Another thing I learned from Cage is that music, and consequently art in general, is not necessarily an expression of emotions and passions. Perhaps it was that which led me to work with the prime numbers (a series theoretically aleatory), to want to eliminate, as much as possible, the subjective element in my work with thread. My desire to eliminate subjective choices has rarely taken the form of using chance systems, however. If I remember correctly, I have only two performances where the structure of the work is made by chance.

M.B.: You seem to be using everyday objects (objets trouvés) in the sense of Duchamp, but as I see it, you do this within a tight performance structure. In regard to installations, your experiments with architecture and prime numbers seem to be related to music and to the composition of a score. Do you see a relationship? How important is change and unpredictability?

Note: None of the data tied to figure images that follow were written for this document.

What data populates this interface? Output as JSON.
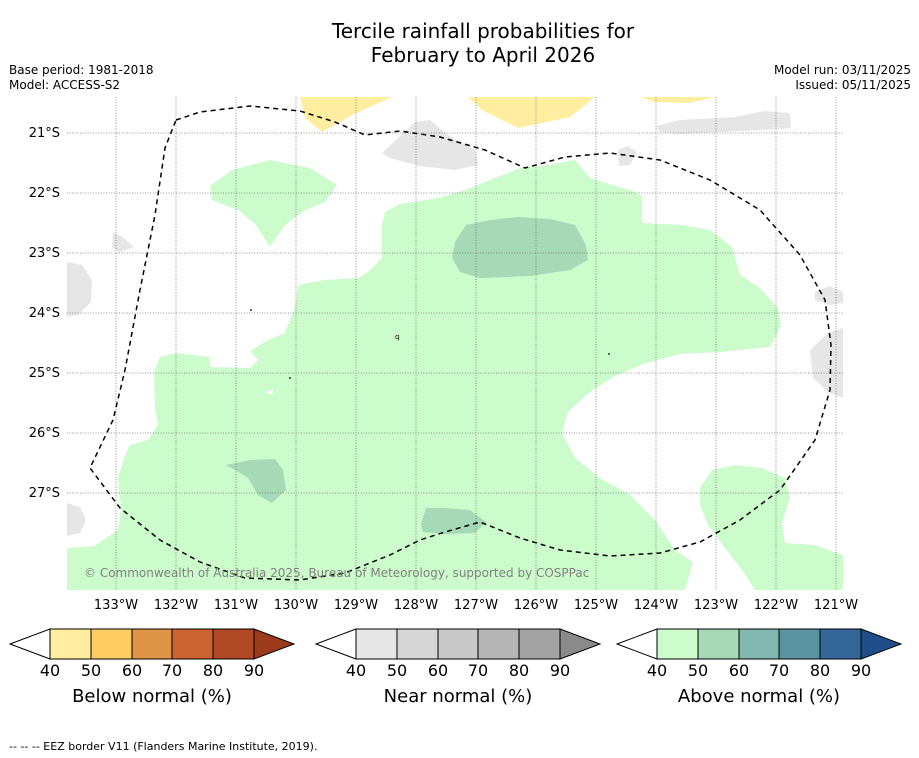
{
  "title": {
    "line1": "Tercile rainfall probabilities for",
    "line2": "February to April 2026"
  },
  "meta": {
    "base_period": "Base period: 1981-2018",
    "model": "Model: ACCESS-S2",
    "model_run": "Model run: 03/11/2025",
    "issued": "Issued: 05/11/2025"
  },
  "map": {
    "lat_labels": [
      "21°S",
      "22°S",
      "23°S",
      "24°S",
      "25°S",
      "26°S",
      "27°S"
    ],
    "lon_labels": [
      "133°W",
      "132°W",
      "131°W",
      "130°W",
      "129°W",
      "128°W",
      "127°W",
      "126°W",
      "125°W",
      "124°W",
      "123°W",
      "122°W",
      "121°W"
    ],
    "credit": "© Commonwealth of Australia 2025, Bureau of Meteorology, supported by COSPPac",
    "stray_label": "q"
  },
  "colorbars": {
    "below": {
      "title": "Below normal (%)",
      "colors": [
        "#ffeea0",
        "#fdcd62",
        "#e09445",
        "#cc6331",
        "#b04a25",
        "#9e3a1c"
      ]
    },
    "near": {
      "title": "Near normal (%)",
      "colors": [
        "#e6e6e6",
        "#d6d6d6",
        "#c8c8c8",
        "#b5b5b5",
        "#a3a3a3",
        "#8a8a8a"
      ]
    },
    "above": {
      "title": "Above normal (%)",
      "colors": [
        "#ccfccb",
        "#a6d9b5",
        "#80b8b0",
        "#5993a0",
        "#336699",
        "#1f4f8b"
      ]
    },
    "ticks": [
      "40",
      "50",
      "60",
      "70",
      "80",
      "90"
    ]
  },
  "footer": "--  --  -- EEZ border V11 (Flanders Marine Institute, 2019)."
}
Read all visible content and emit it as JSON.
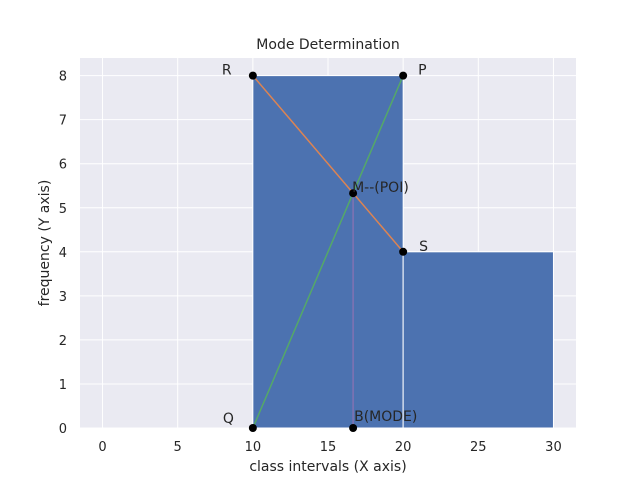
{
  "chart_data": {
    "type": "bar",
    "title": "Mode Determination",
    "xlabel": "class intervals (X axis)",
    "ylabel": "frequency (Y axis)",
    "xlim": [
      -1.5,
      31.5
    ],
    "ylim": [
      0,
      8.4
    ],
    "xticks": [
      0,
      5,
      10,
      15,
      20,
      25,
      30
    ],
    "yticks": [
      0,
      1,
      2,
      3,
      4,
      5,
      6,
      7,
      8
    ],
    "grid": true,
    "bars": [
      {
        "x0": 10,
        "x1": 20,
        "height": 8
      },
      {
        "x0": 20,
        "x1": 30,
        "height": 4
      }
    ],
    "lines": [
      {
        "from": [
          10,
          8
        ],
        "to": [
          20,
          4
        ],
        "color": "#dd8452"
      },
      {
        "from": [
          10,
          0
        ],
        "to": [
          20,
          8
        ],
        "color": "#55a868"
      },
      {
        "from": [
          16.67,
          5.33
        ],
        "to": [
          16.67,
          0
        ],
        "color": "#8172b3"
      }
    ],
    "points": [
      {
        "label": "R",
        "x": 10,
        "y": 8
      },
      {
        "label": "P",
        "x": 20,
        "y": 8
      },
      {
        "label": "S",
        "x": 20,
        "y": 4
      },
      {
        "label": "Q",
        "x": 10,
        "y": 0
      },
      {
        "label": "M--(POI)",
        "x": 16.67,
        "y": 5.33
      },
      {
        "label": "B(MODE)",
        "x": 16.67,
        "y": 0
      }
    ],
    "colors": {
      "bar": "#4c72b0",
      "background": "#eaeaf2",
      "grid": "#ffffff",
      "point": "#000000"
    }
  }
}
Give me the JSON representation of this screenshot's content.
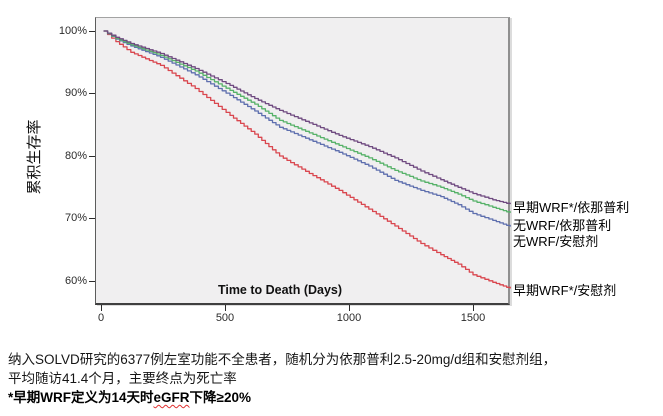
{
  "figure": {
    "y_axis": {
      "title": "累积生存率",
      "ticks": [
        "100%",
        "90%",
        "80%",
        "70%",
        "60%"
      ],
      "tick_values": [
        100,
        90,
        80,
        70,
        60
      ]
    },
    "x_axis": {
      "title": "Time to Death (Days)",
      "ticks": [
        "0",
        "500",
        "1000",
        "1500"
      ],
      "tick_values": [
        0,
        500,
        1000,
        1500
      ]
    }
  },
  "chart_data": {
    "type": "line",
    "subtype": "kaplan-meier-survival",
    "title": "",
    "xlabel": "Time to Death (Days)",
    "ylabel": "累积生存率",
    "xlim": [
      0,
      1650
    ],
    "ylim": [
      60,
      100
    ],
    "grid": false,
    "legend_position": "right-outside",
    "series": [
      {
        "id": "early-wrf-enalapril",
        "name": "早期WRF*/依那普利",
        "color": "#6f4a80",
        "points": [
          [
            10,
            100
          ],
          [
            60,
            99.0
          ],
          [
            120,
            98.0
          ],
          [
            240,
            96.4
          ],
          [
            380,
            94.0
          ],
          [
            520,
            91.3
          ],
          [
            620,
            89.2
          ],
          [
            720,
            87.3
          ],
          [
            840,
            85.3
          ],
          [
            960,
            83.3
          ],
          [
            1080,
            81.5
          ],
          [
            1185,
            79.7
          ],
          [
            1290,
            77.6
          ],
          [
            1370,
            76.2
          ],
          [
            1440,
            75.0
          ],
          [
            1500,
            74.0
          ],
          [
            1580,
            73.0
          ],
          [
            1650,
            72.3
          ]
        ]
      },
      {
        "id": "no-wrf-enalapril",
        "name": "无WRF/依那普利",
        "color": "#57b269",
        "points": [
          [
            10,
            100
          ],
          [
            60,
            98.8
          ],
          [
            120,
            97.8
          ],
          [
            240,
            96.1
          ],
          [
            380,
            93.6
          ],
          [
            520,
            90.5
          ],
          [
            620,
            88.3
          ],
          [
            720,
            85.7
          ],
          [
            840,
            83.7
          ],
          [
            960,
            81.7
          ],
          [
            1080,
            79.7
          ],
          [
            1185,
            77.7
          ],
          [
            1290,
            76.0
          ],
          [
            1370,
            75.0
          ],
          [
            1440,
            73.9
          ],
          [
            1500,
            72.8
          ],
          [
            1580,
            71.8
          ],
          [
            1650,
            70.9
          ]
        ]
      },
      {
        "id": "no-wrf-placebo",
        "name": "无WRF/安慰剂",
        "color": "#5e6fae",
        "points": [
          [
            10,
            100
          ],
          [
            60,
            98.7
          ],
          [
            120,
            97.6
          ],
          [
            240,
            95.8
          ],
          [
            380,
            93.0
          ],
          [
            520,
            89.7
          ],
          [
            620,
            87.2
          ],
          [
            720,
            84.6
          ],
          [
            840,
            82.6
          ],
          [
            960,
            80.6
          ],
          [
            1080,
            78.4
          ],
          [
            1185,
            76.1
          ],
          [
            1290,
            74.5
          ],
          [
            1370,
            73.5
          ],
          [
            1440,
            72.2
          ],
          [
            1500,
            70.8
          ],
          [
            1580,
            69.7
          ],
          [
            1650,
            68.7
          ]
        ]
      },
      {
        "id": "early-wrf-placebo",
        "name": "早期WRF*/安慰剂",
        "color": "#d9464e",
        "points": [
          [
            10,
            100
          ],
          [
            60,
            98.3
          ],
          [
            120,
            96.6
          ],
          [
            240,
            94.5
          ],
          [
            380,
            90.8
          ],
          [
            520,
            86.5
          ],
          [
            620,
            83.5
          ],
          [
            720,
            80.0
          ],
          [
            840,
            77.2
          ],
          [
            960,
            74.5
          ],
          [
            1080,
            71.5
          ],
          [
            1185,
            68.8
          ],
          [
            1290,
            66.0
          ],
          [
            1370,
            64.2
          ],
          [
            1440,
            62.7
          ],
          [
            1500,
            61.0
          ],
          [
            1580,
            59.8
          ],
          [
            1650,
            58.8
          ]
        ]
      }
    ]
  },
  "caption": {
    "line1": "纳入SOLVD研究的6377例左室功能不全患者，随机分为依那普利2.5-20mg/d组和安慰剂组，",
    "line2": "平均随访41.4个月，主要终点为死亡率",
    "line3": {
      "prefix": "*早期WRF定义为14天时",
      "highlight": "eGFR",
      "suffix": "下降≥20%"
    }
  }
}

E.F.: I like everyday objects and unstructured, absurd situations. Sometimes I say that my work is "a special kind of minimalism, based on the rigor of the absurd," and I like structured things as well, but structured things may be also absurdes. I structure my performances, especially the time, a very important element in my performances, in my installations, in my photos, everywhere). The time passes, transforms, changes things, changes people. That is clearly expressed in "Autoportrait dans le temps", and in almost all my performances. Within a performance there are many sorts of time: chronological time, clock time, psychological time (my psychology and that of others), the performance time itself, and so on. The fact that there is a strong structure in my performances allows me to improvise something if I feel like it when I am performing. For me, performance transforms itself on site. I conceive it, I organize it, I write it, I even make what I call "scores." They aren't rigid scores in a musical sense, but I call them
"scores," because for me that's what they are, though afterwards, they sometimes become completely modified, become something else, maybe something more important than the original "score." This is the unpredictable element hat makes performance so close to everyday life, anchors it in the real, rather than in fiction or illusion. Sometimes the change is the result of an accident, an accident that perhaps transforms the work. But as Cage always said, "the accident is an integral part of the work.

M
.B.: Have musicians ever used your prime number installations as a score for a piece of music?

E.F.: The only composer I know who has composed a piece with the prime number series is my husband Tom Johnson. He has written many things logical sequences and mathematical structures, but he always said that the prime number series was too chaotic for him. Then one day he changed his mind and wrote "Eratosthenes' Sieve," which he dedicated to me.